Sometimes, a candlelit meal in an undiscovered gem, down behind the bins of a local wig shop can be inspiring, amazing. Sometimes shelling out a week’s rent on a meal so highly strung it all but weeps on the plate from performance anxiety can make you feel special and glitzy, like you’ve made it. And sometimes you just want to spread your legs under the formica topped table of a greasy spoon cafe and shovel your way through a collection of potato, egg and beans. But more often – most often, I’d wager – what you want is a mid point.

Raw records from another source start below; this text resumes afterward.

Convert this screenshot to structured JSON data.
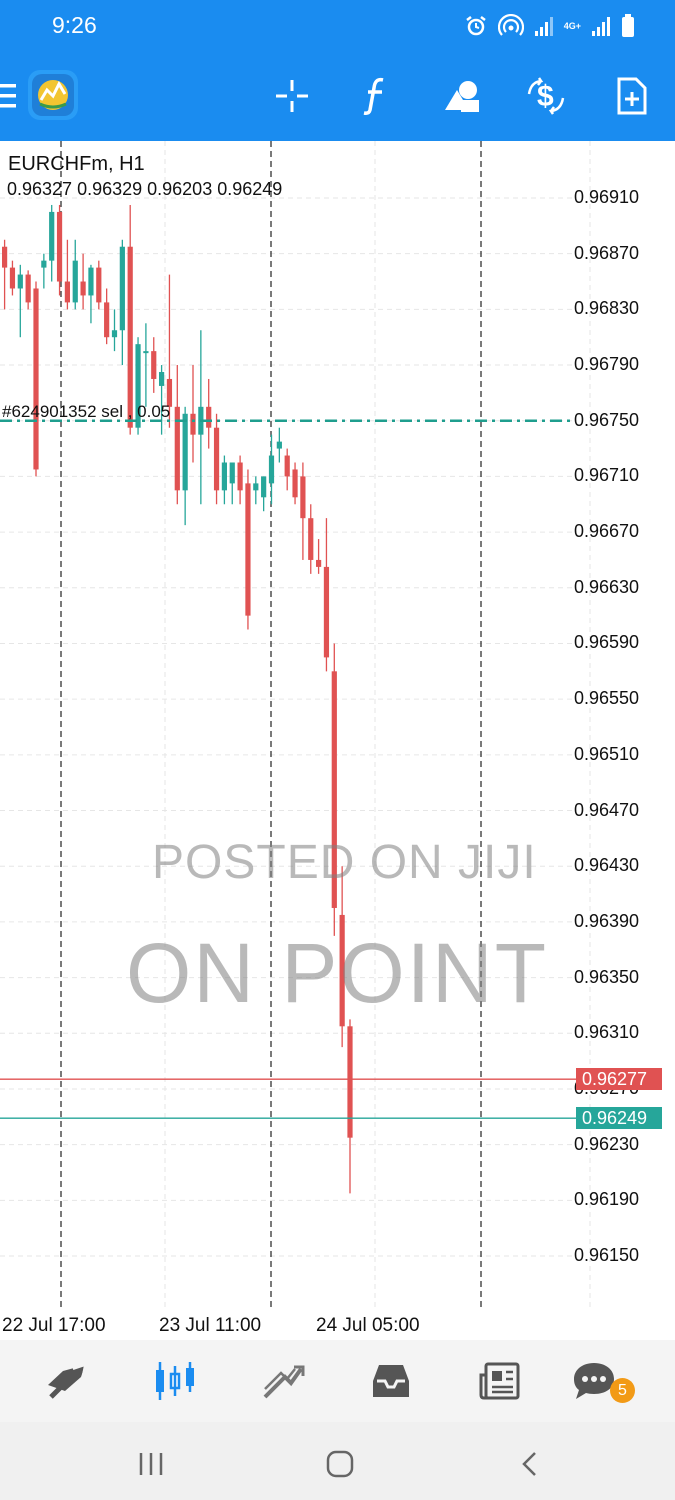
{
  "status_bar": {
    "time": "9:26",
    "network_label": "4G+"
  },
  "toolbar": {
    "icons": [
      "menu-icon",
      "app-logo",
      "crosshair-icon",
      "indicators-icon",
      "objects-icon",
      "trade-icon",
      "new-order-icon"
    ]
  },
  "chart": {
    "symbol_timeframe": "EURCHFm, H1",
    "ohlc": "0.96327 0.96329 0.96203 0.96249",
    "order_label": "#624901352 sel , 0.05",
    "order_price": 0.9675,
    "ask_price": "0.96277",
    "bid_price": "0.96249",
    "ask_color": "#e05252",
    "bid_color": "#26a69a",
    "watermark_line1": "POSTED ON JIJI",
    "watermark_line2": "ON POINT"
  },
  "chart_data": {
    "type": "candlestick",
    "y_ticks": [
      "0.96910",
      "0.96870",
      "0.96830",
      "0.96790",
      "0.96750",
      "0.96710",
      "0.96670",
      "0.96630",
      "0.96590",
      "0.96550",
      "0.96510",
      "0.96470",
      "0.96430",
      "0.96390",
      "0.96350",
      "0.96310",
      "0.96270",
      "0.96230",
      "0.96190",
      "0.96150"
    ],
    "x_ticks": [
      "22 Jul 17:00",
      "23 Jul 11:00",
      "24 Jul 05:00"
    ],
    "ylim": [
      0.9612,
      0.9696
    ],
    "up_color": "#26a69a",
    "down_color": "#e05252",
    "candles": [
      [
        0.96875,
        0.9688,
        0.9683,
        0.9686
      ],
      [
        0.9686,
        0.96865,
        0.9684,
        0.96845
      ],
      [
        0.96845,
        0.96862,
        0.9681,
        0.96855
      ],
      [
        0.96855,
        0.96858,
        0.9683,
        0.96835
      ],
      [
        0.96845,
        0.9685,
        0.9671,
        0.96715
      ],
      [
        0.9686,
        0.9687,
        0.96845,
        0.96865
      ],
      [
        0.96865,
        0.96905,
        0.9685,
        0.969
      ],
      [
        0.969,
        0.96905,
        0.9684,
        0.9685
      ],
      [
        0.9685,
        0.9688,
        0.9683,
        0.96835
      ],
      [
        0.96835,
        0.9688,
        0.9683,
        0.96865
      ],
      [
        0.9685,
        0.9687,
        0.9683,
        0.9684
      ],
      [
        0.9684,
        0.96862,
        0.9682,
        0.9686
      ],
      [
        0.9686,
        0.96865,
        0.9683,
        0.96835
      ],
      [
        0.96835,
        0.96845,
        0.96805,
        0.9681
      ],
      [
        0.9681,
        0.9683,
        0.968,
        0.96815
      ],
      [
        0.96815,
        0.9688,
        0.9679,
        0.96875
      ],
      [
        0.96875,
        0.96905,
        0.9674,
        0.96745
      ],
      [
        0.96745,
        0.9681,
        0.9674,
        0.96805
      ],
      [
        0.968,
        0.9682,
        0.9676,
        0.968
      ],
      [
        0.968,
        0.9681,
        0.9677,
        0.9678
      ],
      [
        0.96775,
        0.9679,
        0.9674,
        0.96785
      ],
      [
        0.9678,
        0.96855,
        0.96745,
        0.9676
      ],
      [
        0.9676,
        0.9679,
        0.9669,
        0.967
      ],
      [
        0.967,
        0.9676,
        0.96675,
        0.96755
      ],
      [
        0.96755,
        0.9679,
        0.9672,
        0.9674
      ],
      [
        0.9674,
        0.96815,
        0.9669,
        0.9676
      ],
      [
        0.9676,
        0.9678,
        0.9673,
        0.96745
      ],
      [
        0.96745,
        0.96755,
        0.9669,
        0.967
      ],
      [
        0.967,
        0.96725,
        0.9669,
        0.9672
      ],
      [
        0.96705,
        0.9672,
        0.9669,
        0.9672
      ],
      [
        0.9672,
        0.96725,
        0.9669,
        0.967
      ],
      [
        0.96705,
        0.96715,
        0.966,
        0.9661
      ],
      [
        0.967,
        0.9671,
        0.9669,
        0.96705
      ],
      [
        0.96695,
        0.9671,
        0.96685,
        0.9671
      ],
      [
        0.96705,
        0.9674,
        0.9669,
        0.96725
      ],
      [
        0.9673,
        0.96745,
        0.9672,
        0.96735
      ],
      [
        0.96725,
        0.9673,
        0.967,
        0.9671
      ],
      [
        0.96715,
        0.9672,
        0.9669,
        0.96695
      ],
      [
        0.9671,
        0.9672,
        0.9665,
        0.9668
      ],
      [
        0.9668,
        0.9669,
        0.9664,
        0.9665
      ],
      [
        0.9665,
        0.96665,
        0.9664,
        0.96645
      ],
      [
        0.96645,
        0.9668,
        0.9657,
        0.9658
      ],
      [
        0.9657,
        0.9659,
        0.9638,
        0.964
      ],
      [
        0.96395,
        0.9643,
        0.963,
        0.96315
      ],
      [
        0.96315,
        0.9632,
        0.96195,
        0.96235
      ]
    ],
    "order_line": 0.9675,
    "ask_line": 0.96277,
    "bid_line": 0.96249
  },
  "bottom_nav": {
    "items": [
      "quotes-icon",
      "chart-icon",
      "trade-icon",
      "history-icon",
      "news-icon",
      "messages-icon"
    ],
    "active": "chart-icon",
    "messages_badge": "5"
  }
}
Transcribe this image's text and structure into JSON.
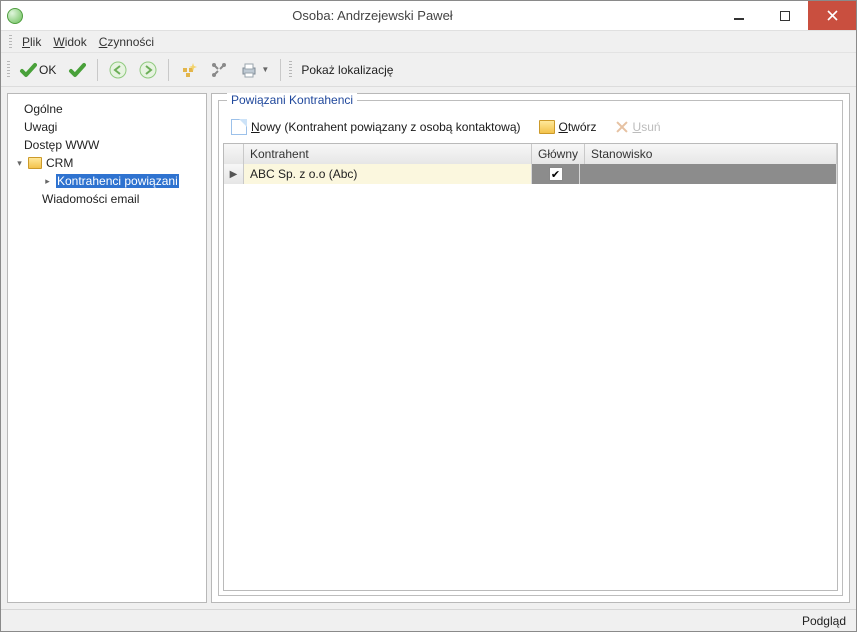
{
  "window": {
    "title": "Osoba: Andrzejewski Paweł"
  },
  "menu": {
    "file": {
      "accel": "P",
      "rest": "lik"
    },
    "view": {
      "accel": "W",
      "rest": "idok"
    },
    "actions": {
      "accel": "C",
      "rest": "zynności"
    }
  },
  "toolbar": {
    "ok": {
      "accel": "O",
      "rest": "K"
    },
    "showloc": {
      "accel": "P",
      "rest": "okaż lokalizację"
    }
  },
  "tree": {
    "general": "Ogólne",
    "notes": "Uwagi",
    "www": "Dostęp WWW",
    "crm": "CRM",
    "linked": "Kontrahenci powiązani",
    "emails": "Wiadomości email"
  },
  "panel": {
    "title": "Powiązani Kontrahenci",
    "new": {
      "accel": "N",
      "rest": "owy",
      "hint": "(Kontrahent powiązany z osobą kontaktową)"
    },
    "open": {
      "accel": "O",
      "rest": "twórz"
    },
    "del": {
      "accel": "U",
      "rest": "suń"
    }
  },
  "grid": {
    "cols": {
      "contractor": "Kontrahent",
      "main": "Główny",
      "position": "Stanowisko"
    },
    "rows": [
      {
        "contractor": "ABC Sp. z o.o (Abc)",
        "main": true,
        "position": ""
      }
    ]
  },
  "status": {
    "preview": "Podgląd"
  }
}
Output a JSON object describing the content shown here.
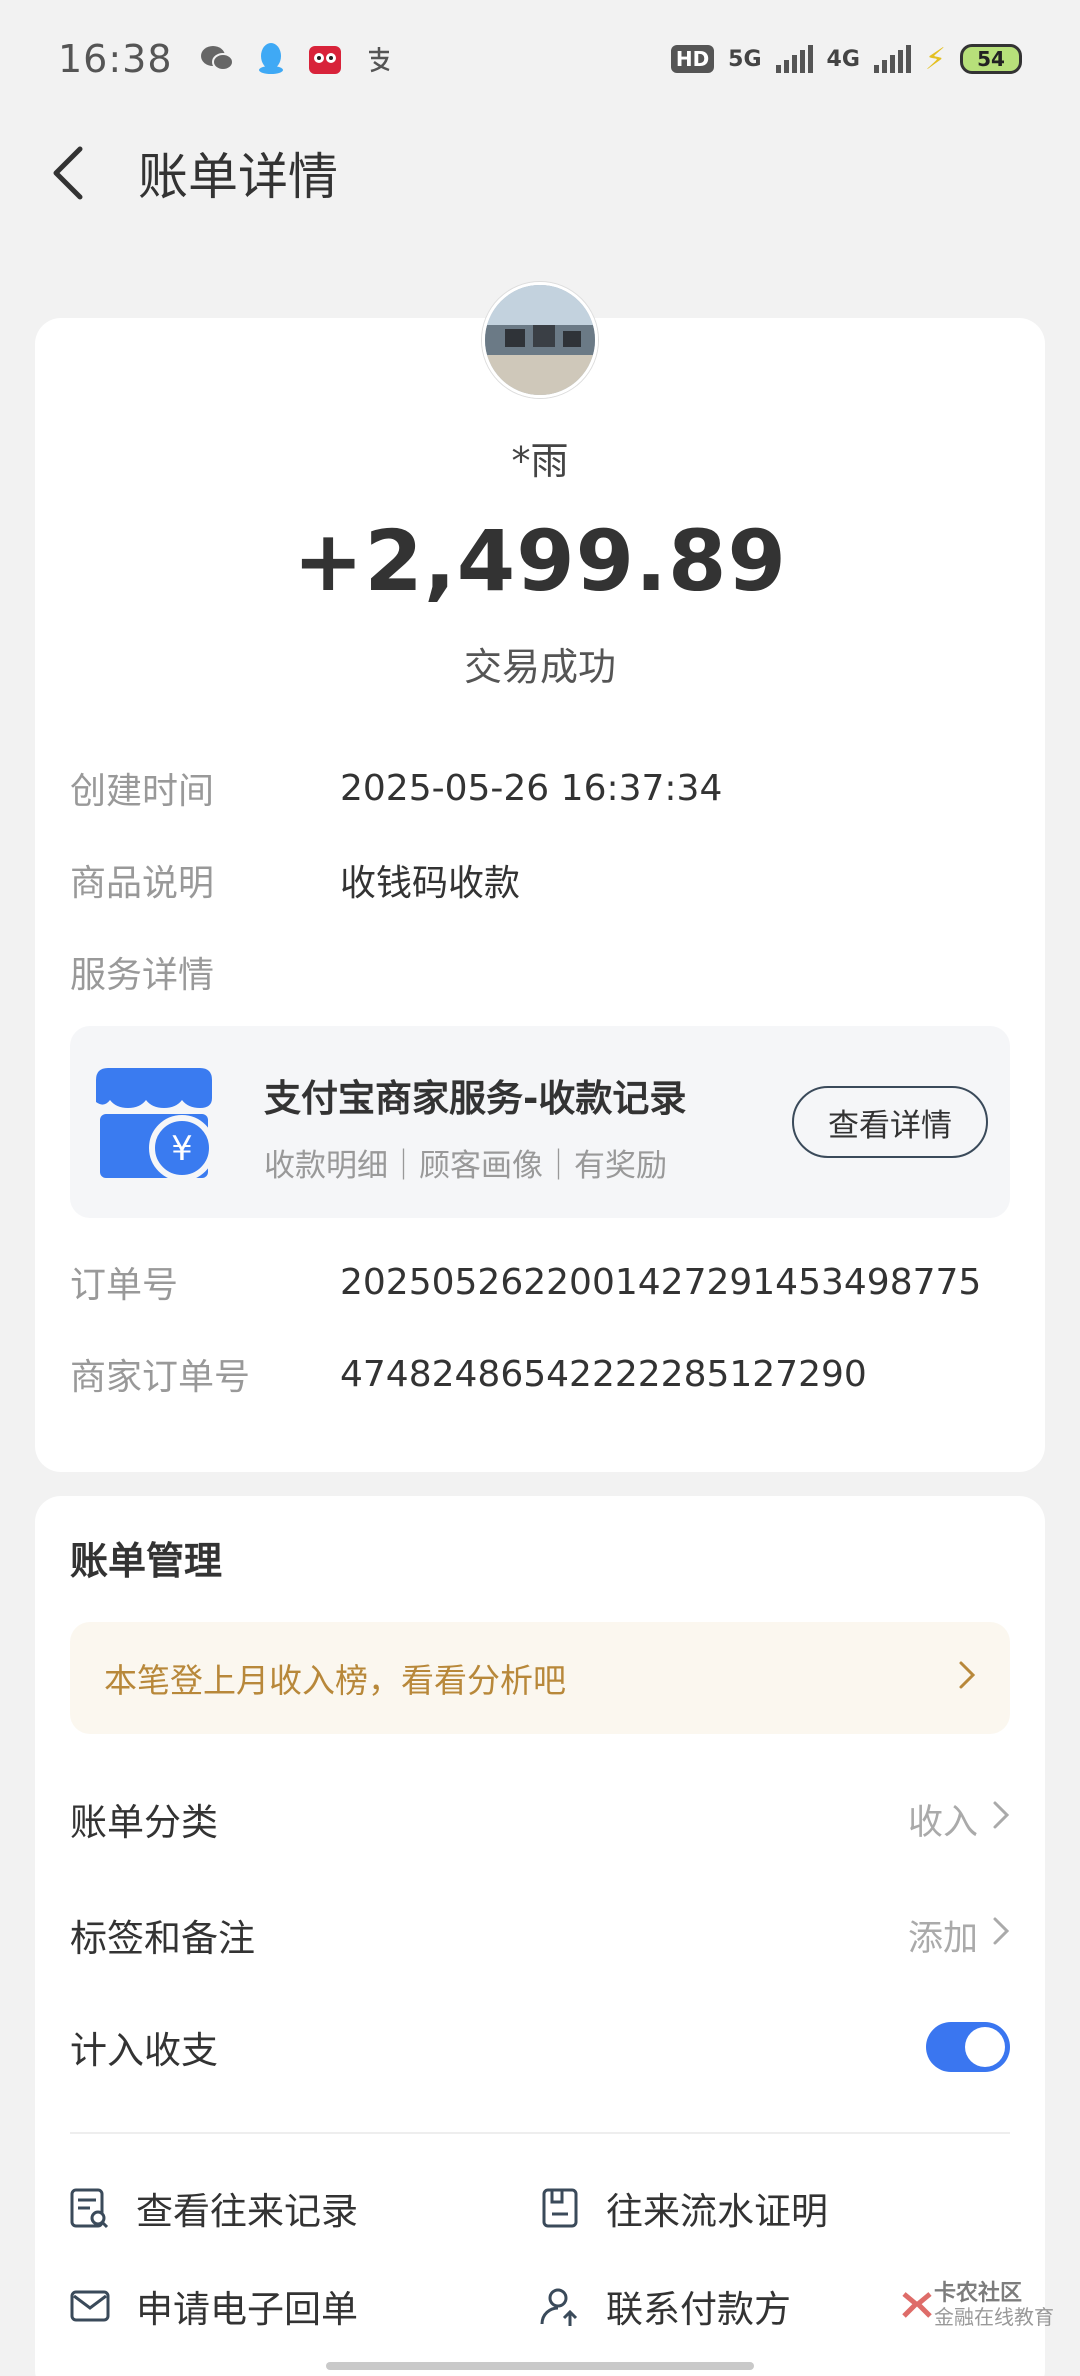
{
  "status_bar": {
    "time": "16:38",
    "app_icons": [
      "wechat-icon",
      "qq-icon",
      "tmall-icon",
      "alipay-icon"
    ],
    "hd_label": "HD",
    "network_1": "5G",
    "network_2": "4G",
    "battery": "54"
  },
  "header": {
    "title": "账单详情"
  },
  "transaction": {
    "payer_name": "*雨",
    "amount": "+2,499.89",
    "status": "交易成功"
  },
  "details": {
    "created_time_label": "创建时间",
    "created_time_value": "2025-05-26 16:37:34",
    "product_label": "商品说明",
    "product_value": "收钱码收款",
    "service_label": "服务详情",
    "order_no_label": "订单号",
    "order_no_value": "2025052622001427291453498775",
    "merchant_order_label": "商家订单号",
    "merchant_order_value": "47482486542222285127290"
  },
  "service": {
    "title": "支付宝商家服务-收款记录",
    "subtitle": "收款明细｜顾客画像｜有奖励",
    "button": "查看详情",
    "currency_symbol": "¥"
  },
  "manage": {
    "title": "账单管理",
    "banner": "本笔登上月收入榜，看看分析吧",
    "category_label": "账单分类",
    "category_value": "收入",
    "tags_label": "标签和备注",
    "tags_value": "添加",
    "count_label": "计入收支",
    "count_enabled": true
  },
  "actions": {
    "history": "查看往来记录",
    "proof": "往来流水证明",
    "receipt": "申请电子回单",
    "contact": "联系付款方"
  },
  "watermark": {
    "name": "卡农社区",
    "sub": "金融在线教育"
  },
  "colors": {
    "accent": "#3a76f0",
    "banner_text": "#b8883a",
    "label_gray": "#999999"
  }
}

You want somewhere you can slip your shoes off to scratch your ankle with a toe, without getting a withering look from the sort of waiter who pointedly calls you "madam" while explaining the difference between a prawn and a langoustine. Somewhere you can wear heels without everyone assuming you didn’t go home last night. Somewhere you can meet a first date without having to incorporate a long and rambling allergy investigation into your sexy text-based Game of Thrones fantasy. Somewhere that will have a vegetarian option that isn’t just chickpeas in ketchup. Somewhere your dad can find using the sat nav. Somewhere with a toilet that actually locks and isn’t made of poorly-painted chipboard. Somewhere you can sit at a table on your own without the burning stare of the waiting staff making you feel like a poorly-flambéd banana. Somewhere that everyone can get to, afford and enjoy.

In the somewhat words of Charles Dickens, we eat in chains, forged link by link, yard by yard, and girded on our own free will. If we’re lucky. If we’re willing.